Systemic clearance following 3 weeks of continuous treatment was approximately 340 mL/min for R-verapamil and 664 mL/min for S-verapamil. Of note, apparent oral clearance appears to vary significantly between single dose and multiple-dose conditions. The apparent oral clearance following single doses of verapamil was approximately 1007 mL/min for R-verapamil and 5481 mL/min for S-verapamil, whereas 3 weeks of continuous treatment resulted in apparent oral clearance values of approximately 651 mL/min for R-verapamil and 2855 mL/min for S-verapamil.

Elimination Route

After oral administration of trandolapril, about 33% of parent drug and metabolites are recovered in urine, mostly as trandolaprilat, with about 66% in feces.

Approximately 70% of an administered dose is excreted as metabolites in the urine and ≥16% in the feces within 5 days. Approximately 3% - 4% is excreted in the urine as unchanged drug.

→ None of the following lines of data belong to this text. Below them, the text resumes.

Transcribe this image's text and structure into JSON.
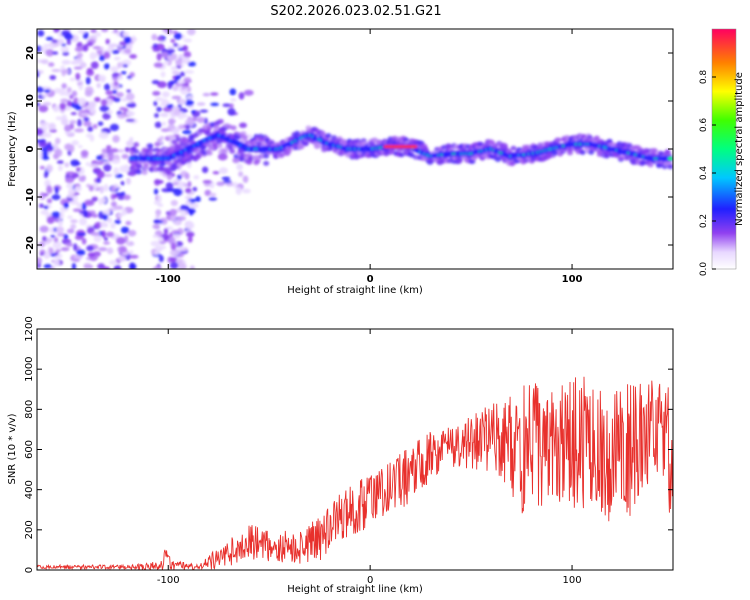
{
  "title": "S202.2026.023.02.51.G21",
  "chart_data": [
    {
      "type": "heatmap",
      "name": "spectrogram",
      "xlabel": "Height of straight line (km)",
      "ylabel": "Frequency (Hz)",
      "xlim": [
        -165,
        150
      ],
      "ylim": [
        -25,
        25
      ],
      "xticks": [
        -100,
        0,
        100
      ],
      "yticks": [
        -20,
        -10,
        0,
        10,
        20
      ],
      "colorbar": {
        "label": "Normalized spectral amplitude",
        "range": [
          0,
          1
        ],
        "ticks": [
          0.0,
          0.2,
          0.4,
          0.6,
          0.8
        ]
      },
      "ridge": {
        "description": "dominant frequency track",
        "x": [
          -115,
          -100,
          -85,
          -75,
          -60,
          -45,
          -30,
          -20,
          -10,
          0,
          10,
          20,
          30,
          40,
          50,
          60,
          70,
          80,
          90,
          100,
          110,
          120,
          130,
          140,
          148
        ],
        "freq": [
          -2,
          -2,
          1,
          3,
          0,
          0,
          3,
          1,
          0,
          0,
          0.5,
          0.5,
          -1.5,
          -1,
          -1,
          0,
          -1.5,
          -1,
          0,
          1,
          1,
          0,
          -1,
          -2,
          -2
        ]
      }
    },
    {
      "type": "line",
      "name": "snr",
      "xlabel": "Height of straight line (km)",
      "ylabel": "SNR (10 * v/v)",
      "xlim": [
        -165,
        150
      ],
      "ylim": [
        0,
        1200
      ],
      "xticks": [
        -100,
        0,
        100
      ],
      "yticks": [
        0,
        200,
        400,
        600,
        800,
        1000,
        1200
      ],
      "color": "#e8302c",
      "envelope": {
        "x": [
          -165,
          -120,
          -100,
          -85,
          -75,
          -60,
          -45,
          -35,
          -25,
          -15,
          -5,
          5,
          15,
          25,
          35,
          45,
          55,
          65,
          75,
          85,
          95,
          105,
          115,
          125,
          135,
          150
        ],
        "mean": [
          15,
          15,
          20,
          15,
          60,
          140,
          120,
          110,
          150,
          260,
          320,
          390,
          440,
          530,
          600,
          620,
          650,
          650,
          600,
          640,
          620,
          640,
          580,
          600,
          620,
          590
        ],
        "spread": [
          10,
          10,
          30,
          10,
          60,
          90,
          80,
          80,
          120,
          120,
          140,
          130,
          140,
          150,
          100,
          120,
          150,
          200,
          320,
          330,
          320,
          330,
          350,
          360,
          340,
          320
        ]
      }
    }
  ]
}
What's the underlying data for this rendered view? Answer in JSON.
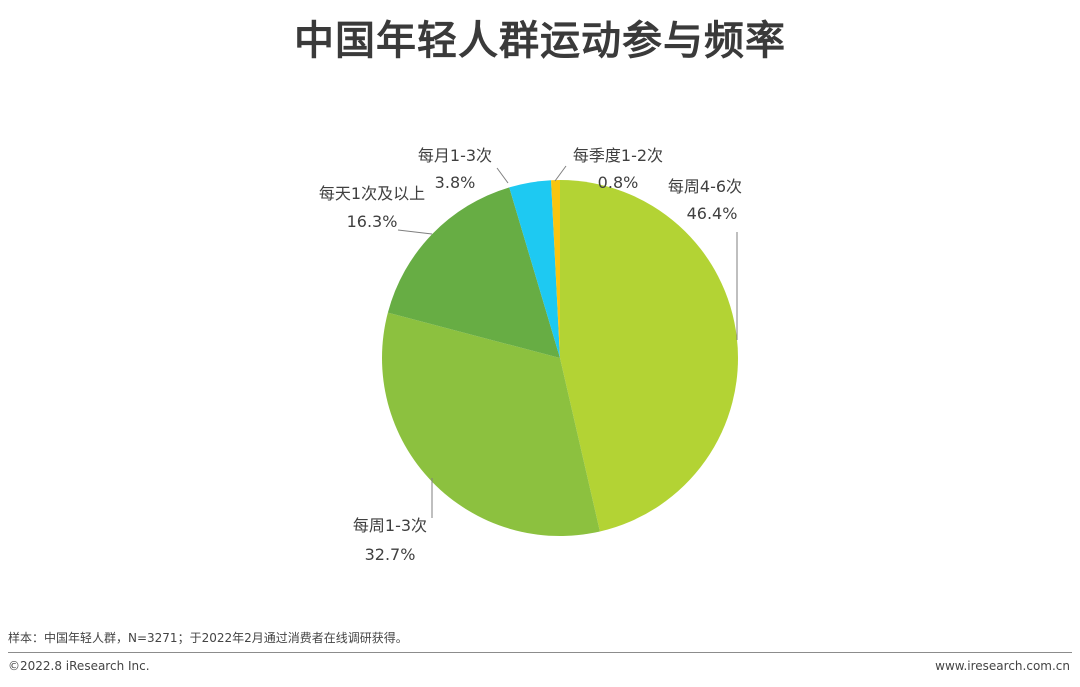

Pregnancy & Breastfeeding use

Verapamil carries the potential to produce fetal hypoxia associated with maternal hypotension. Verapamil should not be administered intravenously during the first six months of pregnancy. There are no data on use in the first and second trimester. Verapamil should not be used in the final trimester unless the benefits clearly outweigh the risks. Verapamil should not be administered intravenously during lactation. If a nursing mother requires intravenous Verapamil, breast feeding should be discontinued for the duration of treatment.

Contraindication

  • Severe left ventricular dysfunction
  • Hypotension or cardiogenic shock
  • Sick sinus syndrome (except in patients with a functioning artificial ventricular pacemaker)
  • Second or third-degree atrioventricular (AV) block (except in patients with a functioning artificial pacemaker)
  • Patients with atrial flutter or atrial fibrillation and an accessory by pass tract (eg. Wolff-Parkinson-White, Lown-Ganong-Levine syndrome)
  • Patients with known hypersensitivity to verapamil hydrochloride
  • Verapamil injection should not be administered intravenously to patients on beta-blockers (except in an intensive care setting) and known hypersensitivity to Verapamil hydrochloride.

Acute Overdose

Treatment of overdose should be supportive. Beta-adrenergic stimulation or parenteral administration of calcium solution may increase calcium ion flux across the slow channel and have been used in the treatment of overdose with Verapamil. Verapamil cannot be removed by haemodialysis.